11

Они сидели в больничном глухо заросшем сквере, и солнце грело, и кузнечики стрекотали, как в поле. Азоркин был в стоптанных тапках на босу ногу, в байковой пижаме внакидку, держал культю на перевязи у черной волосатой груди.

— Что, болит? — кивнул Михаил на культю.

— Уже почти не слышу. Заживет как на собаке. Они тут умеют лечить... — и оскалил белые крепкие зубы то ли в улыбке, то ли в досаде.

— Ты чего? Обидели, что ли? — пытался заглянуть Азоркину в лицо Михаил, а тот, задирая голову, отворачивался, вскидывая подбородок.

— Райка-то моя уезжать собралась, — сказал он как бы между прочим.

— В отпуск? — спросил без особого интереса Михаил.

— «В отпуск»! Говорю, совсем уезжает...

— Чего плетешь! — Михаил, отстранясь, глядел на Азоркина. — Не болтай лишнего! В таком положении, — показал глазами на культю, — человека не бросают.

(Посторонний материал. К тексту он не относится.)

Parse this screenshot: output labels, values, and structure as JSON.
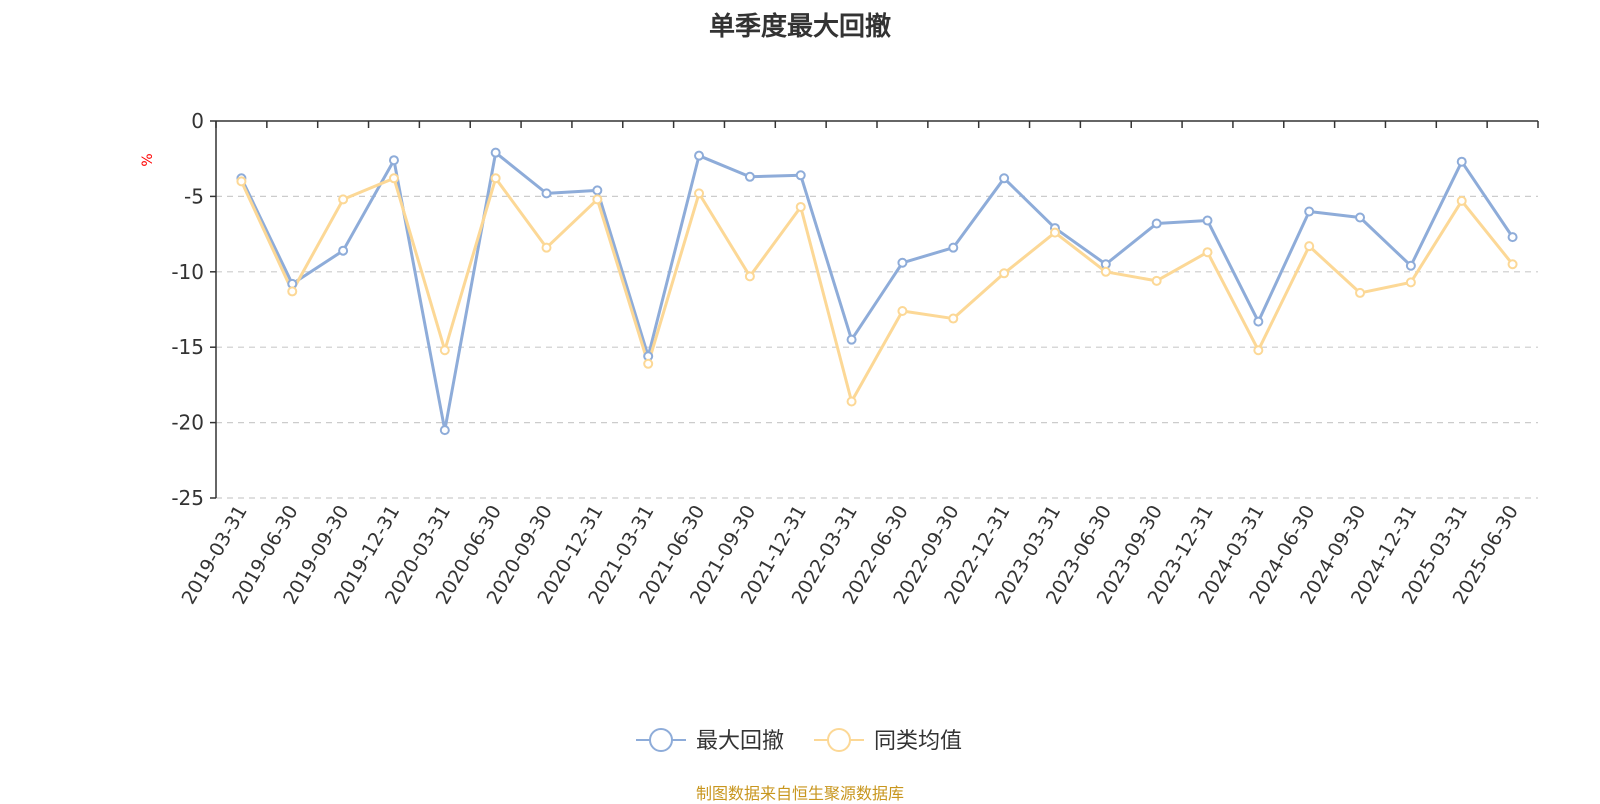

— Ты знаешь, сколько она у меня была в больнице за три недели? Два раза: один раз у врача, другой раз у меня. Позавчера. Позавчера и объявила. Придавила по-черному, хуже, чем в лаве...

Азоркин глядел на Михаила, и тот уловил в нем тоску больную, человеческую, и потому незнакомыми показались ему его глаза. Того привычного Азоркина, не знающего ни добра, ни зла, перед Михаилом не было.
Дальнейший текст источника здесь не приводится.